REPUBLIKA.CO.ID, JAKARTA -- Manajer Kampanye Hutan dan Perkebunan Skala Besar Wahana Lingkungan Hidup Indonesia (WALHI), Zenzi Suhadi mengatakan kepolisian telah bertindak cepat dalam memproses kasus kebakaran hutan dan lahan (Karhutla). Namun, kepolisian dinilai salah sasaran dalam menindak pihak korporasi yang diduga sebagai penyebab utama Karhutla.
"Kepolisian memang bergerak cepat. Tetapi seolah menghindari fungsi ideal , yakni menindak pihak-pihak yang diduga paling bertanggungjawab dalam kasus Karhutla," tegasnya kepada Republika.co.id di Jakarta, Jumat (26/8).

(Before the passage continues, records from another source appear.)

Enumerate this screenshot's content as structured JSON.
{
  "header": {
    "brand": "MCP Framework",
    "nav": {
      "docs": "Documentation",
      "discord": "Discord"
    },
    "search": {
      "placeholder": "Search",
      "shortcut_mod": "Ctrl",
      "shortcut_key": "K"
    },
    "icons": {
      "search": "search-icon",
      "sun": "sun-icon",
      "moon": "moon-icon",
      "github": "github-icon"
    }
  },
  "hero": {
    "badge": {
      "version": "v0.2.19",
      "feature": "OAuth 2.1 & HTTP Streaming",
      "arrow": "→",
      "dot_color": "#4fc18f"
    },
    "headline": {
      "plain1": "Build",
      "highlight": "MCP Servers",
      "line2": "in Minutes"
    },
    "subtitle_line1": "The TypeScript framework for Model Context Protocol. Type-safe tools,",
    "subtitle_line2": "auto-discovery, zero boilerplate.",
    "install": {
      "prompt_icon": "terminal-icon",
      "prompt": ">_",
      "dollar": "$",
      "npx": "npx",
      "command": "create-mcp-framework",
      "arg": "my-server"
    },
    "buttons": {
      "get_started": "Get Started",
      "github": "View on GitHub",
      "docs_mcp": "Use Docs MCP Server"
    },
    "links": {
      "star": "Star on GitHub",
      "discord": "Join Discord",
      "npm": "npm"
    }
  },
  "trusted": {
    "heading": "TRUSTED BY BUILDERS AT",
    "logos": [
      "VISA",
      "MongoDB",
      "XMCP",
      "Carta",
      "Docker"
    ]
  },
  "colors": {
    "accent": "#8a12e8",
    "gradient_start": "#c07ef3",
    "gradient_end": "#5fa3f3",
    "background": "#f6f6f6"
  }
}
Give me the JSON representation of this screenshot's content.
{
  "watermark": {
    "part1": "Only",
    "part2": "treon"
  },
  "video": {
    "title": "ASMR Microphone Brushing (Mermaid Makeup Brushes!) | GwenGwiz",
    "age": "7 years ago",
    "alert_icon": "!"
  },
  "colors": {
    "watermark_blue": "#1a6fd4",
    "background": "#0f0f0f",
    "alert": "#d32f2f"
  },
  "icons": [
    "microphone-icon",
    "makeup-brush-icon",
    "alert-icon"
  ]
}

Bentuk salah sasaran tersebut terindikasi dari pemberian surat perintah pemberhentian penyidikan (SP3) kepada 15 korporasi yang tersangkut kasus Karhutla. Berdasarkan penelusuran WALHI, setiap tahun ditemukan titik-titik api di tengah lahan konsesi (lahan yang telah mendapat izin pemanfaatan) belasan korporasi. Titik api secara rutin terpantau di lahan konsesi 11 dari 15 korporasi penerima SP3.
Pola temuan titik api yang diduga berasal dari pembakaran lahan itu terjadi seperti siklus. Zenzi menjelaskan, jika pada tahun pertama ditemukan pembakaran di titik lahan A, maka tahun berikutnya akan dijumpai penanaman di lahan tersebut (pola bakar tanam). Temuan kedua, kata dia, terjadi di Jambi, Riau dan Kalimantan Tengah. Di ketiga daerah, titik api Karhutla berasal dari dalam lahan konsesi.
"Mengapa diyakini ada proses pembakaran? Karena masyarakat sejak awal menolak perluasan lahan oleh korporasi. Alat-alat berat yang coba digunakan dapat dihalau oleh masyarakat, tetapi pada akhirnya setelah ada pembakaran di tengah lahan mereka tidak bisa apa-apa," katanya.
Dari kedua temuan di atas, pihaknya menyimpulkan jika api masih menjadi alat utama bagi korporasi untuk memperluas kepentingan di lahan konsesi. Menurut dia, temuan ini sekaligus menampik pernyataan kepolisian yang menyebut beberapa latar belakang dikeluarkannya SP3.
"Sebab, ada satu hal lain yang kami temukan, yakni adanya tren pemberian SP3 kepada beberapa korporasi di Riau. Kami menelusur dari kasus illegal logging pada 2008. Dari situ, ada tiga dari belasan perusahaan yang mendapat SP3 kasus karhutla, ternyata pernah mendapat SP3 untuk dugaan keterlibatan illegal logging sebelumnya," jelasnya.
Sebelumnya, sebanyak 15 korporasi yang tersangkut kasus karhutla mendapat Surat Perintah Penghentian Penyidikan (SP3), yakni PT Parawira Group (ditangani Polres Pelalawan), KUD Bina jaya Langgam (ditangani Polres Pelalawan), PT Bukit Raya Pelalawan (ditangani Polres Pelalawan), PT Bina Duta Laksana (Ditreskrimsus), PT Perawang Sukses Perkasa Indah (Ditreskrimsus) dan PT Pan United (Ditreskrimsus).
Selain itu, PT Alam Sari Lestari (Ditreskrimsus), PT Riau Jaya Utama (Ditreskrimsus), PT Suntara Gaja Pati (Polres Dumai), PT Siak Timber Raya (Ditreskrimsus), PT Hutani Sola Lestari (Ditreskrimsus), PT Dexter Rimba Perkasa (Polres Rohil), PT Ruas Utama Jaya (Polres Rohil), PT Sumatera Riang Lestari (Ditreskrimsus) dan PT Rimba Lazuardi (Ditreskrimsus).
Belasan perusahaan tersebut dihentikan proses penyidikannya karena tidak cukup bukti secara hukum.
"Tidak cukup bukti. Data awal ada di kawasan perusahaan, setelah disidik, ternyata izin perusahaan sudah habis. Ada juga yang kawasan sengketa, jadi bukan milik perusahaan," demikian Irjen Pol Ari Dono Sukmanto.